Irgendwas gibt es immer auszusetzen und so beginnt jedes Mal der Tanz mit Guide und Fahrer, die zwar wissen, dass der Polizist Bestechungsgeld haben will, aber da sie es aus der Firmenkasse zahlen, versuchen sie zu feilschen. Und das dauert. Die Stimmung im Auto wird gereizter. Kriszta will schon aussteigen und dem Ganzen Nachdruck verleihen. Ich versuche sie zu überzeugen, dass ein Weißer, der drängelt, sich nicht gut auf den Preis auswirkt. Zu unserer Enttäuschung meint unser Guide, dass es in Ghana normal ist und wir bis Kumasi damit rechnen müssten, öfter angehalten zu werden.
So kommt es, dass wir nach 6-7 Kontrollen, wo wir angehalten werden, erst 21 Uhr im Hotel ankommen. Es ist ein Hotel, wo die Besitzerin aus Deutschland kommt. Die Küche hat offiziell nur bis 21 Uhr offen, kocht aber trotzdem noch für uns. Wir entscheiden uns für Red Red und Fufu – ghanaische Gerichte. Unser Glück, denn so sind wir schon 22.30 Uhr im Bett. Andere, die europäische Gerichte bestellt haben, warten stellenweise bis weit nach 23 Uhr, bis sie ihr Essen bekommen. Wohlgemerkt, dass wir vorher nur gefrühstückt haben.
Für die Gerichte haben wir uns entscheiden, weil wir vorher ein paar Podcasts über ghanaisches Essen bzw.
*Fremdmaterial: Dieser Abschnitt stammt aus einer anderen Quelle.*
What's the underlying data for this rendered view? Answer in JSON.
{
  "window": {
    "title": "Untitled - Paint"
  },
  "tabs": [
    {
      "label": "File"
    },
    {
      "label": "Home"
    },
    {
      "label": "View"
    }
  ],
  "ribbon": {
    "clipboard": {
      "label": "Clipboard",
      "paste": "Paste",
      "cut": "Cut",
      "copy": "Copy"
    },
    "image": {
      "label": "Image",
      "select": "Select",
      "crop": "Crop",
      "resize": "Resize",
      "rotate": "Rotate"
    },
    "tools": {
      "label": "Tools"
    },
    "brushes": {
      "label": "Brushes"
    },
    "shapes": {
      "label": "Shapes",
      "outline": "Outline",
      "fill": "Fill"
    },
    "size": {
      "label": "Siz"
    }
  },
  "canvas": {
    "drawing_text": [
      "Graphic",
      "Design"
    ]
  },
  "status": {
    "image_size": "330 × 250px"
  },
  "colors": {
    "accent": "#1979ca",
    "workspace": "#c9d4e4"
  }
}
Reisen in Ghana gehört haben. Red Red ist gebackene Kochbanane, die gewürzt ist. Dazu gibt es wahlweise Erdnüsse oder einen Bohnenbrei, der ein bisschen an Chili ohne carne erinnert. Fufu ist wie ein roher Teigklops aus Maniokmehl mit Wasser. Fufu wird mit der Hand gegessen. Man nimmt etwas vom Teig, tunkt es in die Soße und isst es. An sich schmeckt dieser Teigklops nach nichts und ist auch ein bisschen klebrig, schleimig. Dafür reißt die Soße – in dem Fall Erdnusssoße – alles wieder raus.